Abschlussfeier der 9. Klassen

Ein Hoch auf uns! Unter diesem Motto durften sich die Schulabgänger der beiden neunten Klassen der Mittelschule Finsing am vergangenen Donnerstag, dem 23.7. fühlen wie die Weltmeister der deutschen Fußballnationalmannschaft. Die Schülerinnen und Schüler wünschten sich nämlich eben dieses Lied für ihren Abschlussgottesdienst. Die Religionslehrerinnen der Schule, Astrid Blechschmidt und Christine Dachgruber, erfüllten diesen Herzenswunsch nur allzu gerne und nahmen die Freudeshymne als Aufhänger für ihren gemeinsam liebevoll gestalteten Gottesdienst. Musikalisch umrahmt wurde dieser von den Lehrerinnen Christina Lehmer und Angelika Schwarz sowie einigen Schülern der Abschlussklasse und bildete so einen würdigen Einstieg in einen besonderen Tag. Im Anschluss begaben sich die Absolventen nur wenige Meter weiter in den Saal des Gasthauses Neuwirt in Oberneuching, wo ihre Klassenleiter Herr Steffl und Herr Ertl durch das Programm der Abschlussfeier führten und sie als Höhepunkt von Schulleiter Herrn Rettig die Abschlusszeugnisse überreicht bekamen. Auf humorvolle Art und Weise wurden die Schüler an die vergangene Schulzeit erinnert, für das Erreichte ausreichend gelobt und in manchen Bereichen auch mit Ratschlägen für das zukünftige Berufsleben bedacht. Kulinarisch bestens bewirtet vom Neuwirt-Team feierten die Abschlussschüler gemeinsam mit Eltern und Lehrern bis in den späten Abend hinein und zwangen ihre Klassenleiter mit einem letzten Lausbubenstreich zum nächtlichen Autoputz.

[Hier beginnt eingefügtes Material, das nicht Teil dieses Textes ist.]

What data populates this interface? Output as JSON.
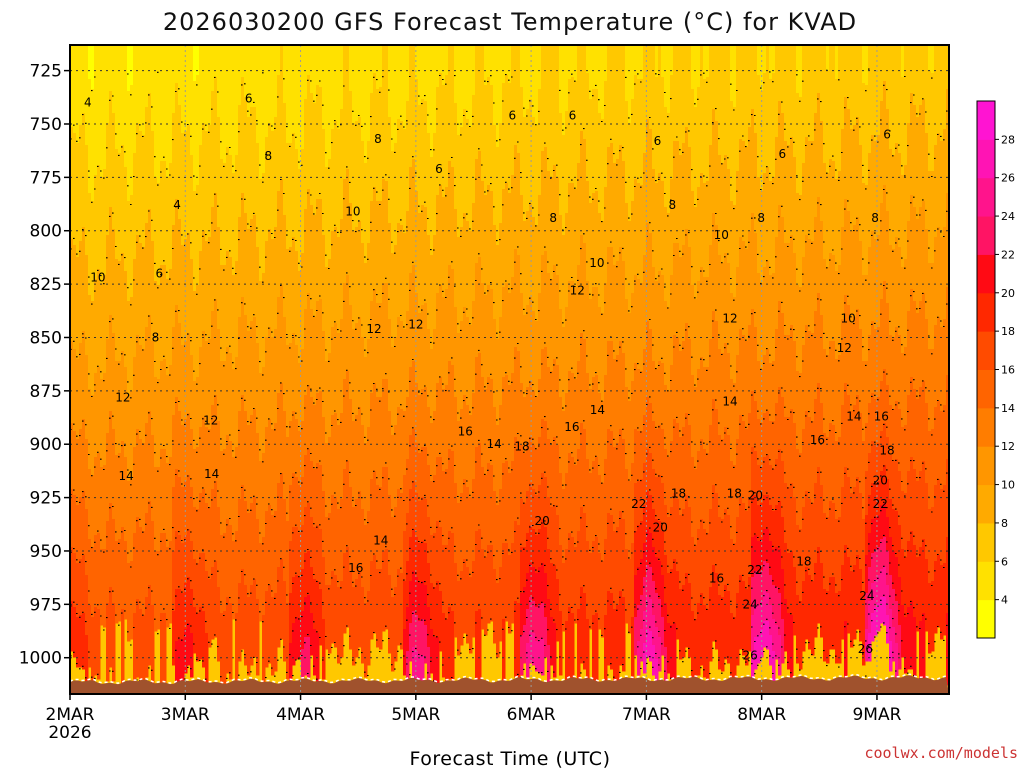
{
  "chart_data": {
    "type": "heatmap",
    "title": "2026030200 GFS Forecast Temperature (°C) for KVAD",
    "xlabel": "Forecast Time (UTC)",
    "ylabel": "",
    "credit": "coolwx.com/models",
    "x_range_hours": [
      0,
      183
    ],
    "y_range_hpa": [
      713,
      1017
    ],
    "y_ticks": [
      {
        "value": 725,
        "label": "725"
      },
      {
        "value": 750,
        "label": "750"
      },
      {
        "value": 775,
        "label": "775"
      },
      {
        "value": 800,
        "label": "800"
      },
      {
        "value": 825,
        "label": "825"
      },
      {
        "value": 850,
        "label": "850"
      },
      {
        "value": 875,
        "label": "875"
      },
      {
        "value": 900,
        "label": "900"
      },
      {
        "value": 925,
        "label": "925"
      },
      {
        "value": 950,
        "label": "950"
      },
      {
        "value": 975,
        "label": "975"
      },
      {
        "value": 1000,
        "label": "1000"
      }
    ],
    "x_ticks": [
      {
        "hour": 0,
        "label": "2MAR",
        "sublabel": "2026"
      },
      {
        "hour": 24,
        "label": "3MAR"
      },
      {
        "hour": 48,
        "label": "4MAR"
      },
      {
        "hour": 72,
        "label": "5MAR"
      },
      {
        "hour": 96,
        "label": "6MAR"
      },
      {
        "hour": 120,
        "label": "7MAR"
      },
      {
        "hour": 144,
        "label": "8MAR"
      },
      {
        "hour": 168,
        "label": "9MAR"
      }
    ],
    "colorbar": {
      "labels": [
        "4",
        "6",
        "8",
        "10",
        "12",
        "14",
        "16",
        "18",
        "20",
        "22",
        "24",
        "26",
        "28"
      ],
      "levels": [
        2,
        4,
        6,
        8,
        10,
        12,
        14,
        16,
        18,
        20,
        22,
        24,
        26,
        28,
        30
      ],
      "colors": [
        "#ffff00",
        "#ffe100",
        "#ffc800",
        "#ffaa00",
        "#ff9600",
        "#ff7d00",
        "#ff6400",
        "#ff4b00",
        "#ff2800",
        "#ff0a14",
        "#ff1464",
        "#ff148c",
        "#ff14b4",
        "#ff14d2"
      ]
    },
    "contour_labels": [
      {
        "text": "4",
        "hour": 3.7,
        "p": 740
      },
      {
        "text": "4",
        "hour": 22.3,
        "p": 788
      },
      {
        "text": "6",
        "hour": 37.2,
        "p": 738
      },
      {
        "text": "6",
        "hour": 18.6,
        "p": 820
      },
      {
        "text": "6",
        "hour": 76.8,
        "p": 771
      },
      {
        "text": "6",
        "hour": 92.1,
        "p": 746
      },
      {
        "text": "6",
        "hour": 104.6,
        "p": 746
      },
      {
        "text": "6",
        "hour": 122.3,
        "p": 758
      },
      {
        "text": "6",
        "hour": 148.3,
        "p": 764
      },
      {
        "text": "6",
        "hour": 170.1,
        "p": 755
      },
      {
        "text": "8",
        "hour": 41.3,
        "p": 765
      },
      {
        "text": "8",
        "hour": 64.1,
        "p": 757
      },
      {
        "text": "8",
        "hour": 17.8,
        "p": 850
      },
      {
        "text": "8",
        "hour": 100.6,
        "p": 794
      },
      {
        "text": "8",
        "hour": 125.4,
        "p": 788
      },
      {
        "text": "8",
        "hour": 143.9,
        "p": 794
      },
      {
        "text": "8",
        "hour": 167.6,
        "p": 794
      },
      {
        "text": "10",
        "hour": 5.8,
        "p": 822
      },
      {
        "text": "10",
        "hour": 58.9,
        "p": 791
      },
      {
        "text": "10",
        "hour": 109.7,
        "p": 815
      },
      {
        "text": "10",
        "hour": 135.6,
        "p": 802
      },
      {
        "text": "10",
        "hour": 162.0,
        "p": 841
      },
      {
        "text": "12",
        "hour": 11.0,
        "p": 878
      },
      {
        "text": "12",
        "hour": 29.3,
        "p": 889
      },
      {
        "text": "12",
        "hour": 63.3,
        "p": 846
      },
      {
        "text": "12",
        "hour": 72.0,
        "p": 844
      },
      {
        "text": "12",
        "hour": 105.6,
        "p": 828
      },
      {
        "text": "12",
        "hour": 137.4,
        "p": 841
      },
      {
        "text": "12",
        "hour": 161.2,
        "p": 855
      },
      {
        "text": "14",
        "hour": 11.7,
        "p": 915
      },
      {
        "text": "14",
        "hour": 29.5,
        "p": 914
      },
      {
        "text": "14",
        "hour": 64.7,
        "p": 945
      },
      {
        "text": "14",
        "hour": 88.3,
        "p": 900
      },
      {
        "text": "14",
        "hour": 109.8,
        "p": 884
      },
      {
        "text": "14",
        "hour": 137.4,
        "p": 880
      },
      {
        "text": "14",
        "hour": 163.2,
        "p": 887
      },
      {
        "text": "16",
        "hour": 59.5,
        "p": 958
      },
      {
        "text": "16",
        "hour": 82.3,
        "p": 894
      },
      {
        "text": "16",
        "hour": 104.5,
        "p": 892
      },
      {
        "text": "16",
        "hour": 134.6,
        "p": 963
      },
      {
        "text": "16",
        "hour": 155.6,
        "p": 898
      },
      {
        "text": "16",
        "hour": 168.9,
        "p": 887
      },
      {
        "text": "18",
        "hour": 94.1,
        "p": 901
      },
      {
        "text": "18",
        "hour": 126.7,
        "p": 923
      },
      {
        "text": "18",
        "hour": 138.3,
        "p": 923
      },
      {
        "text": "18",
        "hour": 152.8,
        "p": 955
      },
      {
        "text": "18",
        "hour": 170.1,
        "p": 903
      },
      {
        "text": "20",
        "hour": 98.3,
        "p": 936
      },
      {
        "text": "20",
        "hour": 122.9,
        "p": 939
      },
      {
        "text": "20",
        "hour": 142.7,
        "p": 924
      },
      {
        "text": "20",
        "hour": 168.7,
        "p": 917
      },
      {
        "text": "22",
        "hour": 118.4,
        "p": 928
      },
      {
        "text": "22",
        "hour": 142.6,
        "p": 959
      },
      {
        "text": "22",
        "hour": 168.7,
        "p": 928
      },
      {
        "text": "24",
        "hour": 141.6,
        "p": 975
      },
      {
        "text": "24",
        "hour": 165.9,
        "p": 971
      },
      {
        "text": "26",
        "hour": 141.6,
        "p": 999
      },
      {
        "text": "26",
        "hour": 165.6,
        "p": 996
      }
    ]
  }
}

Harmonisch klang die Feier, bei der auch der zweite Bürgermeister Martin Bichlmaier durch seine Anwesenheit seine Anerkennung zeigte, aus und mit Sicherheit blicken die Finsinger Abschlussklässler beim Betrachten ihrer Abschiedsgeschenke oder beim Durchblättern des Jahresberichtes mit sowohl lachenden, als auch weinenden Augen auf ihre gemeinsame Zeit und diesen ganz besonderen Tag zurück.

 

 

berlin, berlin, wir fahren nach Berlin

Am Montag, den 13.07.2015 machten sich die beiden Abschlussklassen der Mittelschule Finsing in Begleitung ihrer Klassenleiter Fabian Steffl und Benjamin Ertl, sowie der Sportlehrerin ihres Vertrauens, Angelika Schwarz auf nach Berlin. Pünktlich um 8 Uhr schloss Busfahrer Fred vom Busunternehmen Habermayr die Luken und fuhr los in Richtung Landeshauptstadt. Die Fahrtzeit mit einigen Stopps zur Stärkung verlief reibungslos und so konnte man am späten Nachmittag im Comfort Hotel Lichtenberg im Nordosten Berlins die Zimmer beziehen. Anfängliche Bedenken wegen der Zimmerverteilung in große Sechserzimmer legten sich sofort, da die sauberen und geräumigen Zimmer in zwei Einheiten unterteilt waren. Nach dem Abendessen ging es - eigentlich als Abschlussveranstaltung und für die Schüler als Höhepunkt geplant -  schon am Montagabend in die Kultdisco Matrix, welche allen (außer dem partymuffeligen Lehrpersonal) aus der Fernsehserie „Berlin - Tag und Nacht“ bestens bekannt war. Die Schüler tauten nach anfänglicher Zurückhaltung schnell auf und feierten auf zwei Areas zu bester Clubmusik, wobei kein T-Shirt trocken blieb (sei es wegen des exzessiven Durchtanzens oder durch überraschende Eiswürfelattacken). Nach dem für die meisten natürlich viel zu kurzem Aufenthalt im Partytempel meisterte die Truppe auch die Heimfahrt im noch unbekannten Trambahnnetz mit Bravour und ohne die sonst eingeplanten fünf Prozent Verlust ;-)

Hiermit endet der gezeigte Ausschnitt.